Cross Cutting Seminar: The potential for flood resilience of different planning systems compared: JUNE 6 10:00-12:00 Berlagezaal 1, BK (Faculty of Architecture and the Built Environment, Julianalaan 134, Delft)

Rising damages from flood events have led to a global call to stimulate flood resilience through spatial planning strategies. In 2015, Berke and colleagues developed a method for creating a Plan Integration for Resilience Scorecard (PIRS) to help communities better understand the coordination and efficacy of their policy responses to flood hazards. After applying the PIRS method to communities in the US, the approach was translated to the Dutch context and applied to Rotterdam’s Feijenoord District. Findings demonstrate that even in a city that’s internationally recognized for its adaptation strategy conflicts remain. Although the network of plans in Feijenoord performs better compared to its US counterparts, the Dutch system produces plan conflicts that undermine the potential of flood resilience in the study site. The seminar discusses how both planning systems can do better from a transnational comparative perspective.

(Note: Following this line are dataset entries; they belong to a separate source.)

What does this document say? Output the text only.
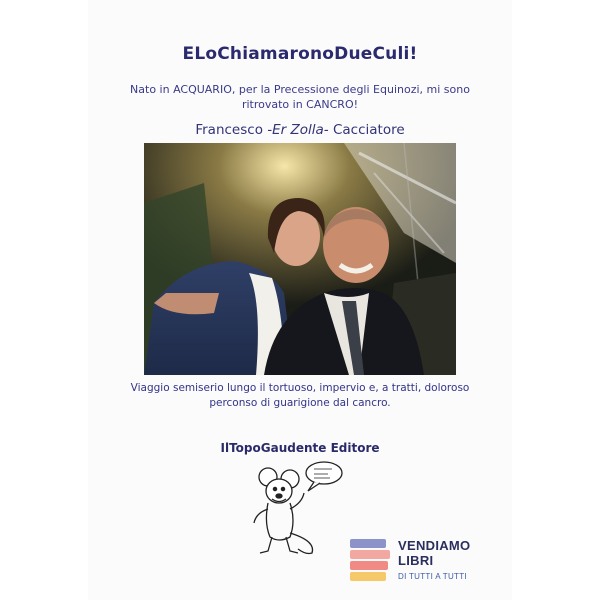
ELoChiamaronoDueCuli!
Nato in ACQUARIO, per la Precessione degli Equinozi, mi sono ritrovato in CANCRO!
Francesco -Er Zolla- Cacciatore
Viaggio semiserio lungo il tortuoso, impervio e, a tratti, doloroso perconso di guarigione dal cancro.
IlTopoGaudente Editore
VENDIAMO
LIBRI
DI TUTTI A TUTTI
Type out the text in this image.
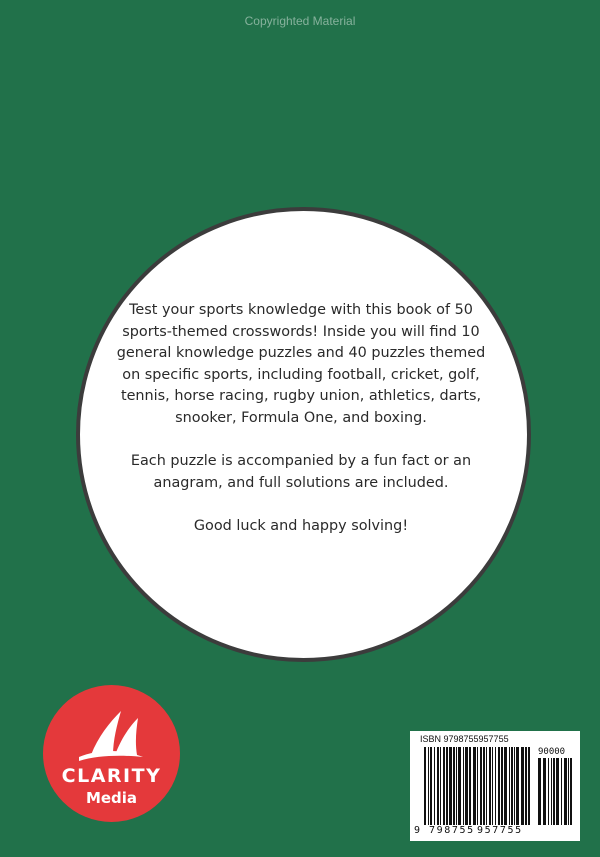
Copyrighted Material

Test your sports knowledge with this book of 50 sports-themed crosswords! Inside you will find 10 general knowledge puzzles and 40 puzzles themed on specific sports, including football, cricket, golf, tennis, horse racing, rugby union, athletics, darts, snooker, Formula One, and boxing.

Each puzzle is accompanied by a fun fact or an anagram, and full solutions are included.

Good luck and happy solving!

CLARITY
Media
ISBN 9798755957755
90000
9 798755 957755
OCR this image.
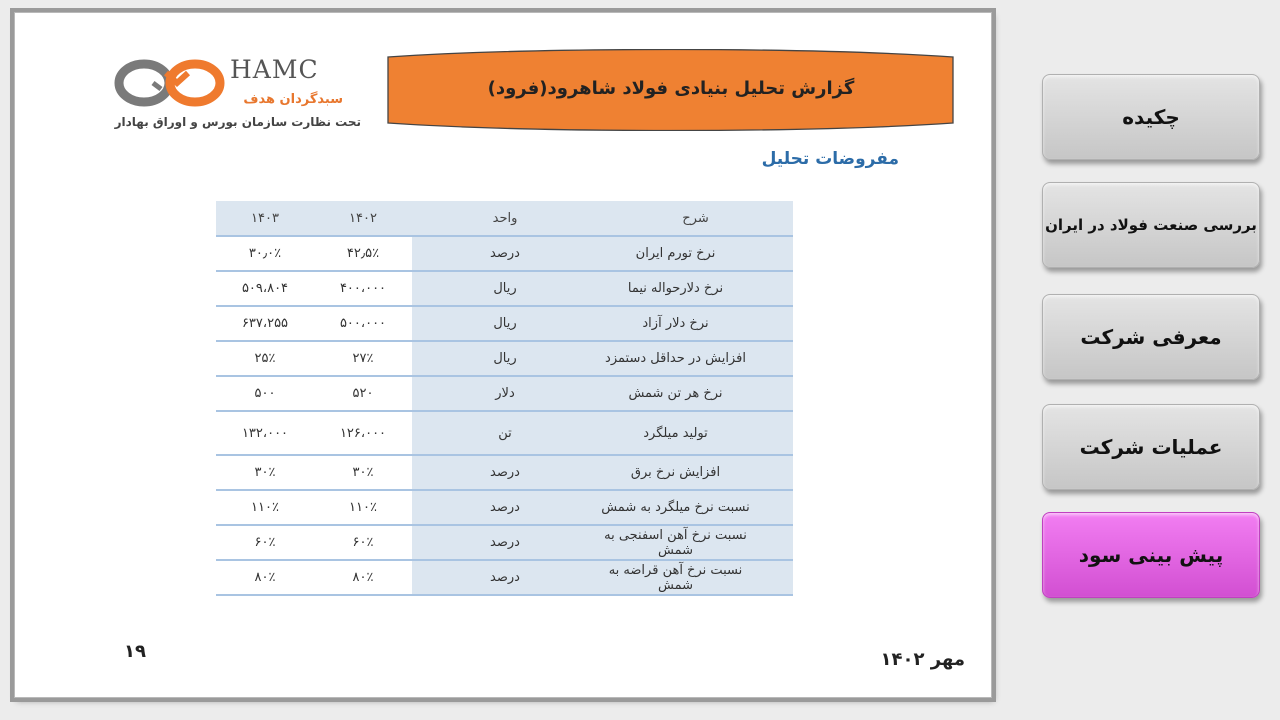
HAMC
سبدگردان هدف
تحت نظارت سازمان بورس و اوراق بهادار
گزارش تحلیل بنیادی فولاد شاهرود(فرود)
مفروضات تحلیل
۱۴۰۳	۱۴۰۲	واحد	شرح
۳۰٫۰٪	۴۲٫۵٪	درصد	نرخ تورم ایران
۵۰۹،۸۰۴	۴۰۰،۰۰۰	ریال	نرخ دلارحواله نیما
۶۳۷،۲۵۵	۵۰۰،۰۰۰	ریال	نرخ دلار آزاد
۲۵٪	۲۷٪	ریال	افزایش در حداقل دستمزد
۵۰۰	۵۲۰	دلار	نرخ هر تن شمش
۱۳۲،۰۰۰	۱۲۶،۰۰۰	تن	تولید میلگرد
۳۰٪	۳۰٪	درصد	افزایش نرخ برق
۱۱۰٪	۱۱۰٪	درصد	نسبت نرخ میلگرد به شمش
۶۰٪	۶۰٪	درصد	نسبت نرخ آهن اسفنجی به شمش
۸۰٪	۸۰٪	درصد	نسبت نرخ آهن قراضه به شمش
۱۹	مهر ۱۴۰۲
چکیده
بررسی صنعت فولاد در ایران
معرفی شرکت
عملیات شرکت
پیش بینی سود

The PIRS-project has been sponsored by the US National Science Foundation, and is part of the PIRE Coastal Flood Risk Reduction exchange program with TU Delft. PIRE encourages US students from the fields of spatial planning, landscape architecture, urban design, hydrology and coastal engineering to study Dutch integrated flood risk reduction approaches. The program touches upon the work of the Delta Urbanism research group and the chair of Spatial Planning & Strategy.